Quelques boîtes de compléments alimentaires (vitamines et enzymes) et un supplément de viande rouge dans l’assiette (ou des oeufs) devraient remettre tous ces curseurs dans le vert avant le rendez-vous du 26 avril. Y a intérêt à ce que ça marche parce que le marathon en lui-même va malmener tous les organes, du coeur à l’estomac en passant par les reins. Autant dès lors ne pas partir avec un handicap. No pain no gain…
On referme le dossier médical et on revient sur le terrain sportif. Je terminais mon billet la semaine dernière en me demandant comment j’allais gérer le virage délicat des 30 km. Tout s’est bien passé… pour la bonne et simple raison que je me suis arrêté à 24. Stoppé net non par la fatigue ou une blessure mais pas l’horloge.
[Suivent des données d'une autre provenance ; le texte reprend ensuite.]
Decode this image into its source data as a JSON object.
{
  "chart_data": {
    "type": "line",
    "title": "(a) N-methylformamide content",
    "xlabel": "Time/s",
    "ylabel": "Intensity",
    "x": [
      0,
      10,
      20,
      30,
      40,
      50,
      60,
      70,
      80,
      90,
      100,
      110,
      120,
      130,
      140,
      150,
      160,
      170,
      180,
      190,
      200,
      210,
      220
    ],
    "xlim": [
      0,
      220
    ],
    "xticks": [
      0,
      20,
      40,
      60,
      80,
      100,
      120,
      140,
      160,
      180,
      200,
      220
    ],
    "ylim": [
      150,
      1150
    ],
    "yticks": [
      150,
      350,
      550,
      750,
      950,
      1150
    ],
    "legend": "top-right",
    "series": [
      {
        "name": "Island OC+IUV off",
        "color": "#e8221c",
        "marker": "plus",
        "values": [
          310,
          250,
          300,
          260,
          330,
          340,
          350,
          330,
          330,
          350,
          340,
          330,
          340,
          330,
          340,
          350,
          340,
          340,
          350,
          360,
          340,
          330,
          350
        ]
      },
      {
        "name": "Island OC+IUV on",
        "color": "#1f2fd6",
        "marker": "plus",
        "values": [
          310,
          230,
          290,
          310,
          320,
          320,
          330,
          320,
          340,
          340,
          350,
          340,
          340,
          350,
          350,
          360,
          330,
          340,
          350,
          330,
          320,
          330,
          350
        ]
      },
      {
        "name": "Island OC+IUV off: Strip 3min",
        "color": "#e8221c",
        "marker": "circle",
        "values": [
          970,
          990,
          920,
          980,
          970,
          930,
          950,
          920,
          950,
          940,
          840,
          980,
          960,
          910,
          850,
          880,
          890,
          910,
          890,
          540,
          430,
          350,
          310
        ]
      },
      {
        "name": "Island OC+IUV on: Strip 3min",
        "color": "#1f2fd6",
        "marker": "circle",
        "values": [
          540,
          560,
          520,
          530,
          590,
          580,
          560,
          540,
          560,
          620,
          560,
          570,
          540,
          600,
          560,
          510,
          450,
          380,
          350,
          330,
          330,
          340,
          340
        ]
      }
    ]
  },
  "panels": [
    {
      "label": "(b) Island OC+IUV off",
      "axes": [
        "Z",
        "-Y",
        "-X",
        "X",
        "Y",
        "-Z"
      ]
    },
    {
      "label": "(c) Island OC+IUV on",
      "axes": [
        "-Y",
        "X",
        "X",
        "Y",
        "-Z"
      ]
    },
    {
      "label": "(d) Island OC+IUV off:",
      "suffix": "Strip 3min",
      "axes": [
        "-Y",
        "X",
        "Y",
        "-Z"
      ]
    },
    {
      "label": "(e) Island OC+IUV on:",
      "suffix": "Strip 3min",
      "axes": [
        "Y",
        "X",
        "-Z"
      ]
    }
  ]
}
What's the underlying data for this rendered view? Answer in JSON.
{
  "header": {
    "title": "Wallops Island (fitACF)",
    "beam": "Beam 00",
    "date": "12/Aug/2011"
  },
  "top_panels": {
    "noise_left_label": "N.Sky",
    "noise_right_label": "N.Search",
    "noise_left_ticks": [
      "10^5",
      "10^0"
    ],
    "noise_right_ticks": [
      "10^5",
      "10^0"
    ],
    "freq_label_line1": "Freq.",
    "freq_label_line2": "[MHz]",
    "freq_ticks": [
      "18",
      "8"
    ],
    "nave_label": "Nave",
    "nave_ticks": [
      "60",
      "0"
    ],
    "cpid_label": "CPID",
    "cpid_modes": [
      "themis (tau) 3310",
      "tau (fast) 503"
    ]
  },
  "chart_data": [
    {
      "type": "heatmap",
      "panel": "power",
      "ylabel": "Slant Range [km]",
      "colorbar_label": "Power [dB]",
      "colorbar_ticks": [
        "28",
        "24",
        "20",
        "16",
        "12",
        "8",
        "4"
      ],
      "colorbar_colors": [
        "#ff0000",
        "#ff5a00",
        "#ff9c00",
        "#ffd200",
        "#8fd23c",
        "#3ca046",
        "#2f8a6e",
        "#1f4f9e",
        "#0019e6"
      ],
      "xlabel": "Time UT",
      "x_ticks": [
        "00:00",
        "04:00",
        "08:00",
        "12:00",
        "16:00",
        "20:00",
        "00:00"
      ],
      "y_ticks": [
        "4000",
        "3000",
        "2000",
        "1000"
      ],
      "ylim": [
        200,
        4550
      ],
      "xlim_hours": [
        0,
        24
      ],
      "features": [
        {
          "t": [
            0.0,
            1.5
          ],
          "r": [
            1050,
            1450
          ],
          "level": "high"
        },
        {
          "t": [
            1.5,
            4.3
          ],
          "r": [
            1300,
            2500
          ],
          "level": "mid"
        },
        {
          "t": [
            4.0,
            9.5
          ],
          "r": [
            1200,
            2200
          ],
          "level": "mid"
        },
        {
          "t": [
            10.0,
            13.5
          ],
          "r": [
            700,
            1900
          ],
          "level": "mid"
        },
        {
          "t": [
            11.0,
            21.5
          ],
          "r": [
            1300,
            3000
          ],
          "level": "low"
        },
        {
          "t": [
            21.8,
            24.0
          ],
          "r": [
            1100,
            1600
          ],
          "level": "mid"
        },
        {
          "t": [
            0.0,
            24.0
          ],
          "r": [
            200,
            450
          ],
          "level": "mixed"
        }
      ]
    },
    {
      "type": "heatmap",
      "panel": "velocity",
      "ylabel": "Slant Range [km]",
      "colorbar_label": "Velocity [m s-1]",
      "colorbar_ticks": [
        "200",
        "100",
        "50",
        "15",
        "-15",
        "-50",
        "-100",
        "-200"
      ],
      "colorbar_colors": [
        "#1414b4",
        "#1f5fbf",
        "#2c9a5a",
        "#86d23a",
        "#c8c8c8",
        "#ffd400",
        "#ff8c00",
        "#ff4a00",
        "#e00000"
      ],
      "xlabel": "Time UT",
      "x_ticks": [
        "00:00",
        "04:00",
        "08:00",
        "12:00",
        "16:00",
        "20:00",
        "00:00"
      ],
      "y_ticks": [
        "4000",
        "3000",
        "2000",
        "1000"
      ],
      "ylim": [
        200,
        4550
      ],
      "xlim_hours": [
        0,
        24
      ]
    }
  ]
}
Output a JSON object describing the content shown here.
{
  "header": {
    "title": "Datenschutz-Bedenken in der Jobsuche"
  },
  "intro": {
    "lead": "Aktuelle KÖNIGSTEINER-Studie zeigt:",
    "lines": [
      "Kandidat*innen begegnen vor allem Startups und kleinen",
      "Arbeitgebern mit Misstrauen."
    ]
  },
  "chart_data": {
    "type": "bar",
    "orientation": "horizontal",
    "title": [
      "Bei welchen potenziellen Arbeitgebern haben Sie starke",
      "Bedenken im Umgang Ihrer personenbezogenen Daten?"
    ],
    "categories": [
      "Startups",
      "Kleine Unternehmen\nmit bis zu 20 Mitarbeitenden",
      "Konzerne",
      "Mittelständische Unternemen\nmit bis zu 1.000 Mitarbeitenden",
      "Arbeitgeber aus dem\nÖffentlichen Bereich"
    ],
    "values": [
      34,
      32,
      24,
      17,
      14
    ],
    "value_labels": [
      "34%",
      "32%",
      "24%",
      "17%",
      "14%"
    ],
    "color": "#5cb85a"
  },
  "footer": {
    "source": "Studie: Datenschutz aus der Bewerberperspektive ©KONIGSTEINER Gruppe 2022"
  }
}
Sauf à vivre en ermite, il n’est pas toujours simple de dénicher deux à trois heures tous les dimanches dans l’agenda familial. La vie ne s’arrête pas parce que je me suis lancé un défi chronophage. Parti un peu tard -enfin, tout est relatif, 9h pour un dimanche, ce n’est pas comme si j’avais fait la grasse matinée-, je n’ai eu que deux heures montre en main pour m’entraîner. Assez pour me rassurer sur mon état de forme mais insuffisant pour aller chatouiller cette barre psychologique et métabolique des 30 bornes. A me demander si je ne suis pas parti inconsciemment exprès trop tard.
Après un samedi placé sous le signe du fractionné intense (8 fois 1000 mètres à 95 % de ma fréquence cardiaque maximale, le premier bouclé en 3’45 », le dernier en 3’30 », ce qui est plutôt bon signe), je redoutais le retour de flamme musculaire le lendemain. Enchaîner une séance d’intervalles avec une sortie très longue, c’est comme se taper une choucroute après un bolo. La probabilité que ça finisse en nausée est grande…
Ayant retenu la leçon du dimanche précédent (pour rappel, une cadence trop élevée qui m’a fait voir des petites chandelles pendant quelques heures), j’ai démarré mon parcours en première. Direction: l’anneau du Bois de la Cambre. Un bon 5 km pour aller, le temps de chauffer le moteur diesel. Sur place, au milieu des hordes scouts qui préparent les 24h vélo à « corps » et surtout à cris, j’ai enclenché la deuxième. Un, deux, trois, quatre, cinq tours et puis s’en va, horloge sur la tempe oblige. J’en étais alors à 19km et tout se déroulait sans encombre. Foulée souple, respiration fluide… Un vrai Kényan.
Sur le retour, je me sentais tellement bien que je me suis autorisé une accélération sur la longue ligne droite du boulevard du Souverain. De quoi monter jusqu’à 4′ au kilomètre et tirer ma moyenne sur tout le tracé complet à 5′. Comme quoi, partir moins vite ne veut pas dire arriver plus tard. Pour une allure identique, je me suis senti beaucoup mieux qu’une semaine plus tôt. Savoir doser l’effort est la clé du succès. Il faudra que je l’inscrive sur mon bras à Londres…
Cet état de grâce a tempéré quelque peu ma frustration de ne pas avoir attrapé la floche. Car pour la première fois, j’ai réellement senti les effets bénéfiques de l’entraînement accumulé depuis deux mois. Comme après un rodage, chaque piston chantait une douce mélodie.
C’est donc un peu rassuré que j’ai attaqué le reste du programme hebdomadaire: footing décontracté le mardi, chapelet de semi-sprints (12 x 1′) le jeudi. Un apéritif avant le week-end chargé qui m’attend: cette fois, je n’y couperai pas, je dois mettre le cap sur les 30. Il reste trois dimanches « utiles » avant de lever le pied, il est donc grand temps d’entrer dans le vif du sujet!